Allianz Global Investors s’attend à une progression de 4,3 % des dividendes versés aux actionnaires du CAC 40

Allianz GI table sur 315 milliards d’euros de dividendes en Europe

Au-delà des événements électoraux, en France, aux Pays-Bas et en Allemagne, l’exercice 2017 pourrait faire émerger des opportunités d’investissement du côté des valeurs de rendement européennes. En réaction aux incertitudes politiques, il faut sans doute anticiper une hausse de la volatilité des cours des actions. Cependant, Jörg de Vries-Hippen, responsable des investissements en actions européennes chez AllianzGI, est convaincu que l’Europe est « trop importante » pour que la montée des extrêmes vienne fondamentalement remettre en cause son existence ou provoquer de « graves secousses » sur les marchés.

Un amortisseur de chocs

Malgré tout, la vigilance est de rigueur en ce qui concerne la sélection de titres. Selon le professionnel, il convient de prendre du recul et d’observer quelles sont les tendances qui s’affirmeront, notamment dans un pays tel que l’Italie. Pour l’heure, les analystes d’AllianzGI anticipent une hausse des bénéfices des entreprises européennes et une amélioration de leurs marges. Par exemple, il est possible de tirer parti de la vigueur économique de certains pays, comme l’Allemagne, où des cash-flows stables et réguliers peuvent être reversés au travers de la distribution de dividendes supérieurs à la moyenne.

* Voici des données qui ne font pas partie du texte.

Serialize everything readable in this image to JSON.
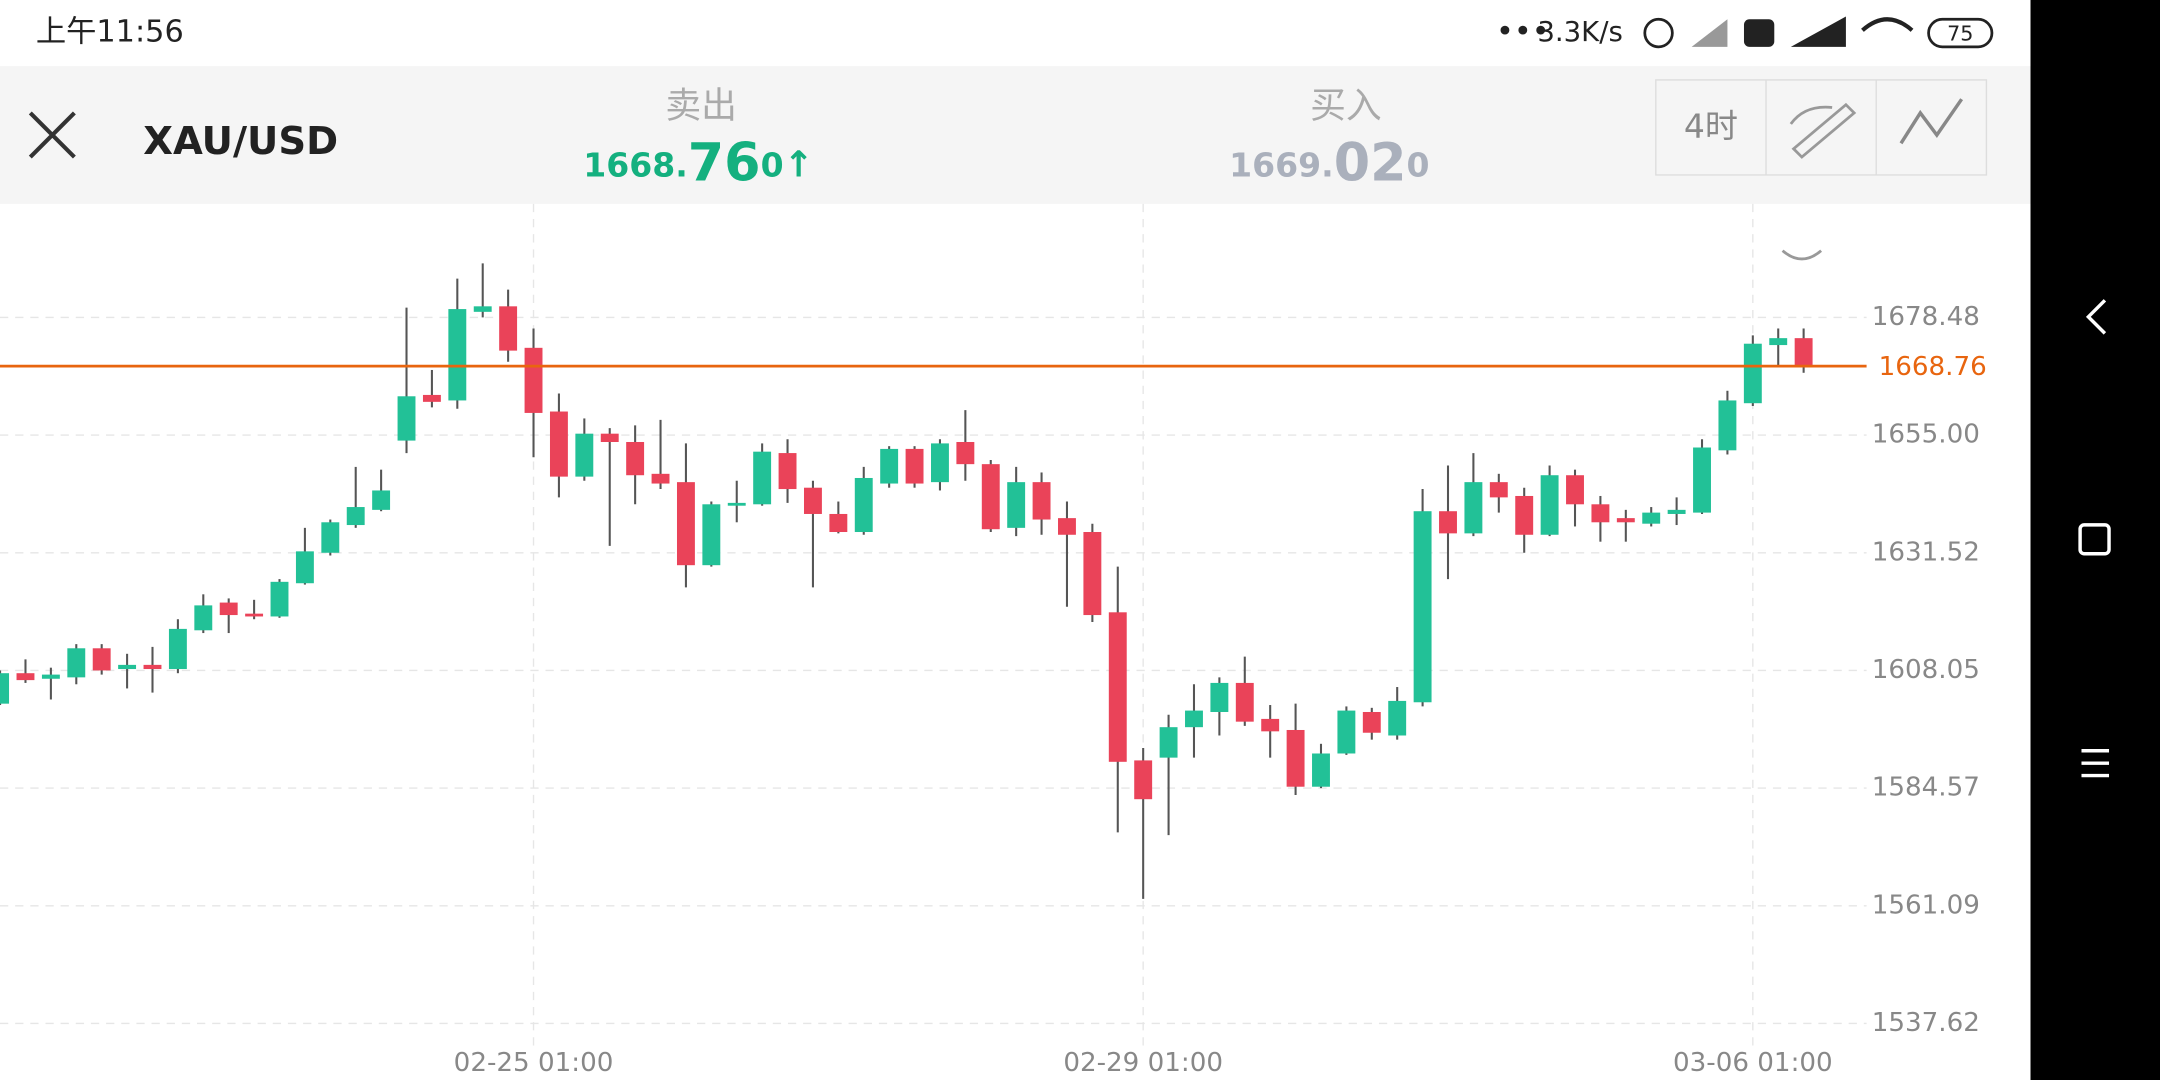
{
  "status_bar": {
    "time": "上午11:56",
    "speed": "3.3K/s",
    "battery": "75"
  },
  "header": {
    "symbol": "XAU/USD",
    "sell": {
      "label": "卖出",
      "price_main": "1668.",
      "price_big": "76",
      "price_small": "0"
    },
    "buy": {
      "label": "买入",
      "price_main": "1669.",
      "price_big": "02",
      "price_small": "0"
    },
    "period": "4时"
  },
  "chart_data": {
    "type": "candlestick",
    "categories": [
      null,
      null,
      null,
      null,
      null,
      null,
      null,
      null,
      null,
      null,
      null,
      null,
      null,
      null,
      null,
      null,
      null,
      null,
      null,
      null,
      null,
      "02-25 01:00",
      null,
      null,
      null,
      null,
      null,
      null,
      null,
      null,
      null,
      null,
      null,
      null,
      null,
      null,
      null,
      null,
      null,
      null,
      null,
      null,
      null,
      null,
      null,
      "02-29 01:00",
      null,
      null,
      null,
      null,
      null,
      null,
      null,
      null,
      null,
      null,
      null,
      null,
      null,
      null,
      null,
      null,
      null,
      null,
      null,
      null,
      null,
      null,
      null,
      "03-06 01:00",
      null,
      null
    ],
    "open": [
      1601.41,
      1607.49,
      1606.38,
      1606.66,
      1612.46,
      1608.32,
      1609.15,
      1608.32,
      1616.05,
      1621.58,
      1619.37,
      1618.81,
      1625.44,
      1631.52,
      1637.05,
      1640.08,
      1653.9,
      1663.01,
      1661.91,
      1679.59,
      1680.69,
      1672.41,
      1659.7,
      1646.71,
      1655.28,
      1653.62,
      1647.27,
      1645.61,
      1629.04,
      1640.91,
      1641.19,
      1651.41,
      1644.5,
      1639.26,
      1635.66,
      1645.33,
      1652.24,
      1645.61,
      1653.62,
      1649.2,
      1636.49,
      1645.61,
      1638.43,
      1635.66,
      1619.64,
      1590.09,
      1590.64,
      1596.72,
      1599.75,
      1605.55,
      1598.37,
      1596.16,
      1584.84,
      1591.47,
      1599.75,
      1595.06,
      1601.69,
      1639.81,
      1635.39,
      1645.61,
      1642.85,
      1635.11,
      1646.99,
      1641.19,
      1638.43,
      1637.32,
      1639.26,
      1639.53,
      1651.96,
      1661.36,
      1672.96,
      1674.34
    ],
    "high": [
      1608.04,
      1610.25,
      1608.59,
      1613.29,
      1613.29,
      1611.36,
      1612.74,
      1618.26,
      1623.23,
      1622.41,
      1622.13,
      1626.27,
      1636.49,
      1638.15,
      1648.65,
      1648.1,
      1680.42,
      1667.99,
      1686.22,
      1689.26,
      1684.01,
      1676.27,
      1663.29,
      1658.32,
      1656.38,
      1656.94,
      1658.04,
      1653.34,
      1641.74,
      1645.89,
      1653.34,
      1654.17,
      1645.89,
      1641.74,
      1648.65,
      1652.79,
      1652.79,
      1654.17,
      1659.97,
      1650.03,
      1648.65,
      1647.54,
      1641.74,
      1637.32,
      1628.76,
      1592.57,
      1599.2,
      1605.28,
      1606.66,
      1610.8,
      1601.14,
      1601.41,
      1593.4,
      1600.86,
      1600.58,
      1604.73,
      1644.23,
      1648.92,
      1651.41,
      1647.27,
      1644.5,
      1648.92,
      1648.1,
      1642.85,
      1640.08,
      1640.64,
      1642.57,
      1654.17,
      1663.84,
      1674.89,
      1676.27,
      1676.27
    ],
    "low": [
      1601.14,
      1605.55,
      1602.24,
      1605.28,
      1607.21,
      1604.45,
      1603.62,
      1607.49,
      1615.5,
      1615.5,
      1618.26,
      1618.54,
      1625.17,
      1630.97,
      1636.49,
      1639.81,
      1651.41,
      1660.53,
      1660.25,
      1678.48,
      1669.64,
      1650.58,
      1642.57,
      1645.89,
      1632.9,
      1641.19,
      1644.23,
      1624.62,
      1628.76,
      1637.6,
      1640.91,
      1641.47,
      1624.62,
      1635.39,
      1635.11,
      1644.5,
      1644.5,
      1643.95,
      1645.89,
      1635.66,
      1634.84,
      1635.11,
      1620.75,
      1617.71,
      1575.72,
      1562.46,
      1575.17,
      1590.64,
      1595.06,
      1596.99,
      1590.64,
      1583.18,
      1584.56,
      1591.19,
      1594.23,
      1594.23,
      1600.86,
      1626.27,
      1634.84,
      1639.53,
      1631.52,
      1634.84,
      1636.77,
      1633.73,
      1633.73,
      1636.77,
      1637.05,
      1639.26,
      1651.13,
      1660.8,
      1668.54,
      1667.43
    ],
    "close": [
      1607.49,
      1606.11,
      1607.21,
      1612.46,
      1608.04,
      1609.15,
      1608.32,
      1616.33,
      1621.02,
      1619.09,
      1618.81,
      1625.72,
      1631.8,
      1637.6,
      1640.64,
      1643.95,
      1662.74,
      1661.63,
      1680.14,
      1680.69,
      1671.85,
      1659.42,
      1646.71,
      1655.28,
      1653.62,
      1646.99,
      1645.33,
      1629.04,
      1641.19,
      1641.47,
      1651.69,
      1644.23,
      1639.26,
      1635.66,
      1646.44,
      1652.24,
      1645.33,
      1653.34,
      1649.2,
      1636.22,
      1645.61,
      1638.15,
      1635.11,
      1619.09,
      1589.81,
      1582.35,
      1596.72,
      1600.03,
      1605.55,
      1597.82,
      1595.89,
      1584.84,
      1591.47,
      1600.03,
      1595.61,
      1601.96,
      1639.81,
      1635.39,
      1645.61,
      1642.57,
      1635.11,
      1646.99,
      1641.19,
      1637.6,
      1637.6,
      1639.53,
      1640.08,
      1652.52,
      1661.91,
      1673.23,
      1674.34,
      1668.54
    ],
    "up_color": "#22c197",
    "down_color": "#ea4359",
    "ylim": [
      1532.92,
      1701.13
    ],
    "yticks": [
      {
        "value": 1537.62,
        "label": "1537.62"
      },
      1561.09,
      1584.57,
      1608.05,
      1631.52,
      {
        "value": 1655,
        "label": "1655.00"
      },
      1678.48
    ],
    "grid": true,
    "price_line": {
      "value": 1668.76,
      "color": "#e8650f"
    }
  }
}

Les entreprises helvétiques ont également une réputation de fiabilité, mais la vigueur du franc suisse pourrait peser sur les entreprises traditionnelles locales. En France, toute instabilité pourrait à la fois perturber le moteur politique de l’Union européenne et pénaliser les entreprises tricolores. Certaines entreprises devraient néanmoins parvenir à s’affranchir de cet environnement politique grâce à leur exposition internationale.

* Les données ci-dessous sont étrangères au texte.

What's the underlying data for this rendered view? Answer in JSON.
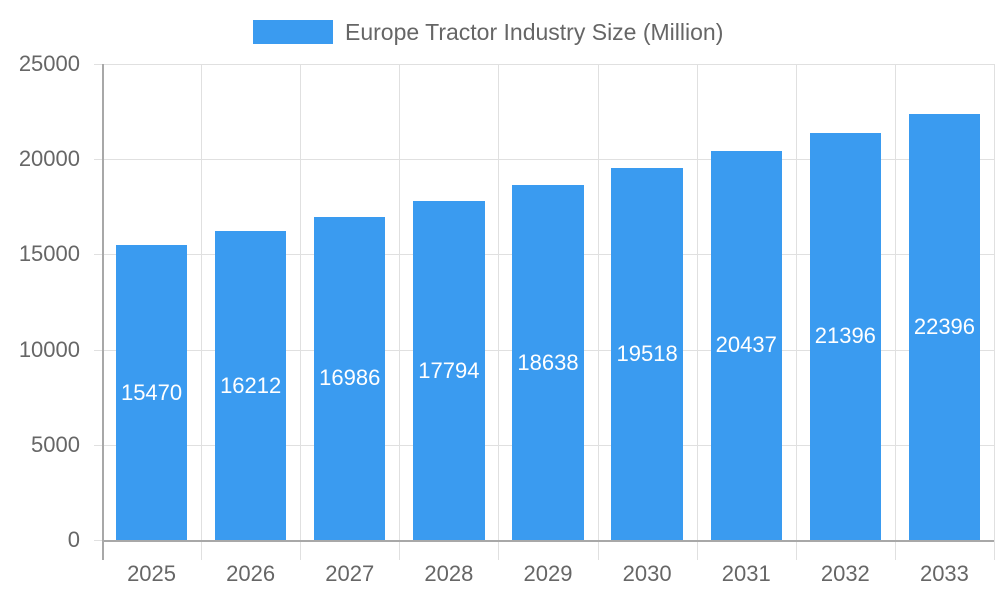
{
  "legend": {
    "label": "Europe Tractor Industry Size (Million)",
    "color": "#3a9bf0"
  },
  "chart_data": {
    "type": "bar",
    "title": "",
    "xlabel": "",
    "ylabel": "",
    "categories": [
      "2025",
      "2026",
      "2027",
      "2028",
      "2029",
      "2030",
      "2031",
      "2032",
      "2033"
    ],
    "series": [
      {
        "name": "Europe Tractor Industry Size (Million)",
        "values": [
          15470,
          16212,
          16986,
          17794,
          18638,
          19518,
          20437,
          21396,
          22396
        ],
        "color": "#3a9bf0"
      }
    ],
    "ylim": [
      0,
      25000
    ],
    "yticks": [
      "0",
      "5000",
      "10000",
      "15000",
      "20000",
      "25000"
    ],
    "grid": true,
    "legend_position": "top",
    "data_labels": true
  }
}
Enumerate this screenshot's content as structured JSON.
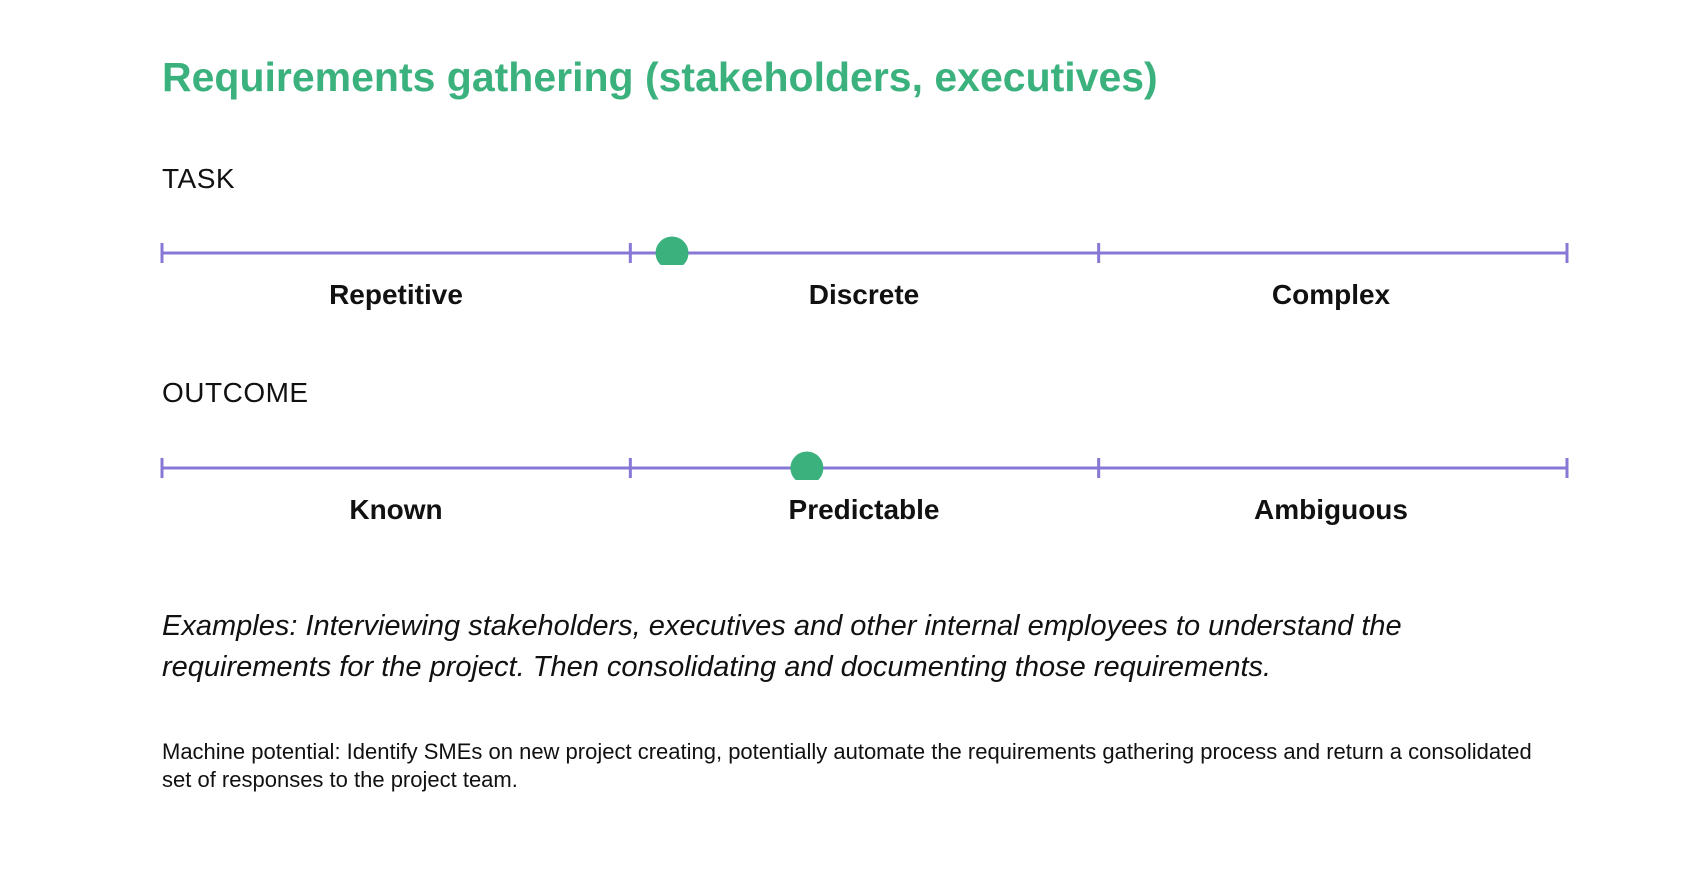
{
  "title": "Requirements gathering (stakeholders, executives)",
  "accent_color": "#3bb27e",
  "line_color": "#8878d6",
  "scales": [
    {
      "label": "TASK",
      "categories": [
        "Repetitive",
        "Discrete",
        "Complex"
      ],
      "marker_position": 0.363
    },
    {
      "label": "OUTCOME",
      "categories": [
        "Known",
        "Predictable",
        "Ambiguous"
      ],
      "marker_position": 0.459
    }
  ],
  "examples": "Examples: Interviewing stakeholders, executives and other internal employees to understand the requirements for the project. Then consolidating and documenting those requirements.",
  "machine_potential": "Machine potential: Identify SMEs on new project creating, potentially automate the requirements gathering process and return a consolidated set of responses to the project team."
}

Si les entreprises britanniques ne pourront pas éviter de ressentir les conséquences du Brexit, l’expert d’AllianzGI estime que la pérennité des dividendes en Grande-Bretagne ne doit pas être remise en question, car les entreprises de qualité sont très diversifiées à l’international, avec une activité qui, donc, n’est que faiblement corrélée à l’environnement politique britannique.

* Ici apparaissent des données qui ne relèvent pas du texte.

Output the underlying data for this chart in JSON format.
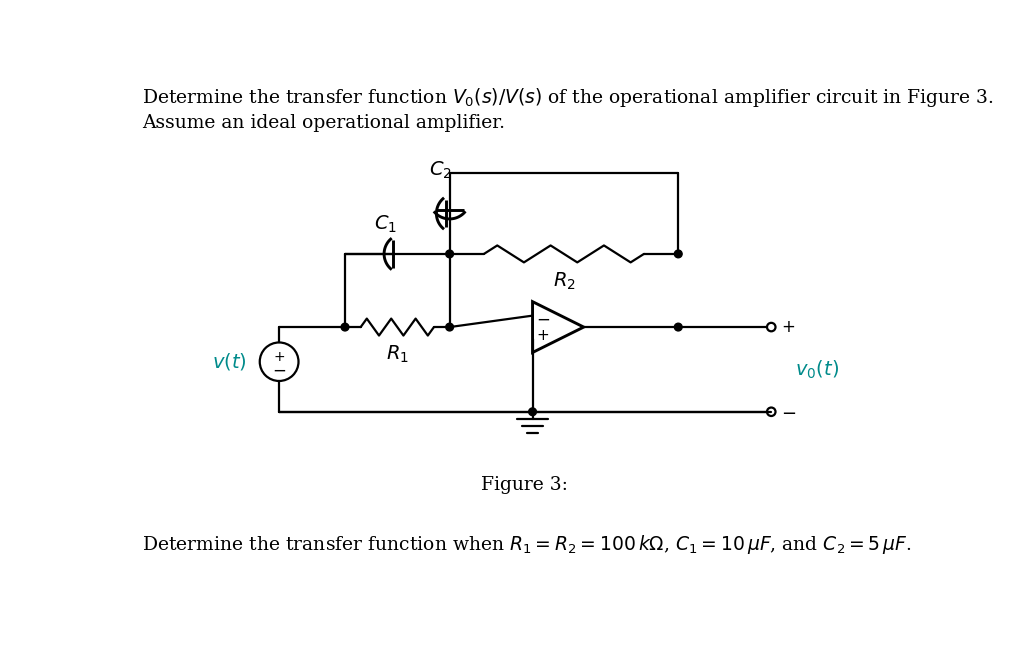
{
  "title_line1": "Determine the transfer function $V_0(s)/V(s)$ of the operational amplifier circuit in Figure 3.",
  "title_line2": "Assume an ideal operational amplifier.",
  "figure_caption": "Figure 3:",
  "bottom_text": "Determine the transfer function when $R_1 = R_2 = 100\\,k\\Omega$, $C_1 = 10\\,\\mu F$, and $C_2 = 5\\,\\mu F$.",
  "bg_color": "#ffffff",
  "line_color": "#000000",
  "vt_color": "#008B8B",
  "font_size_text": 13.5,
  "font_size_labels": 14,
  "dot_r": 0.05
}
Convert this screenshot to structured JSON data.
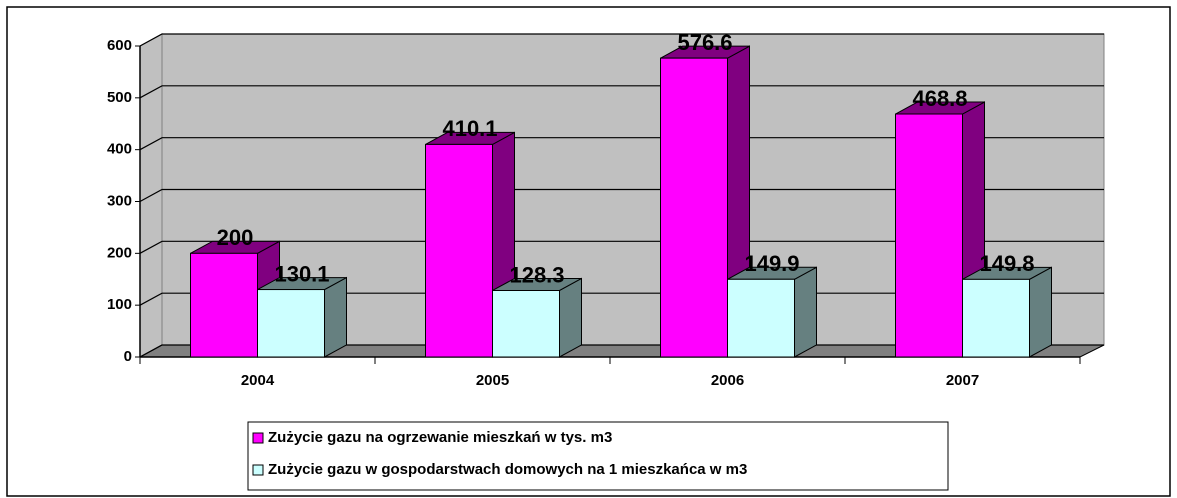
{
  "chart_data": {
    "type": "bar3d",
    "categories": [
      "2004",
      "2005",
      "2006",
      "2007"
    ],
    "series": [
      {
        "name": "Zużycie gazu na ogrzewanie mieszkań w tys. m3",
        "color": "#ff00ff",
        "values": [
          200,
          410.1,
          576.6,
          468.8
        ]
      },
      {
        "name": "Zużycie gazu w gospodarstwach domowych na 1 mieszkańca w m3",
        "color": "#ccffff",
        "values": [
          130.1,
          128.3,
          149.9,
          149.8
        ]
      }
    ],
    "ylim": [
      0,
      600
    ],
    "yticks": [
      0,
      100,
      200,
      300,
      400,
      500,
      600
    ],
    "grid": true
  }
}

Selon Hans-Jörg Naumer, responsable de l’équipe Capital Market Analysis chez AllianzGI, les dividendes ont contribué pour 38 % à la performance de l’indice MSCI Europe sur trente-cinq ans. Il faut aussi souligner que, même si les taux d’intérêt continuent à se tendre cette année, il est peu probable qu’ils rattrapent rapidement le niveau de rendement des dividendes. Par exemple, en France, l’emprunt d’Etat de référence procure une rémunération proche de 1 %, quand les sociétés du Cac 40 offre en moyenne un revenu de l’ordre de 3,5 %.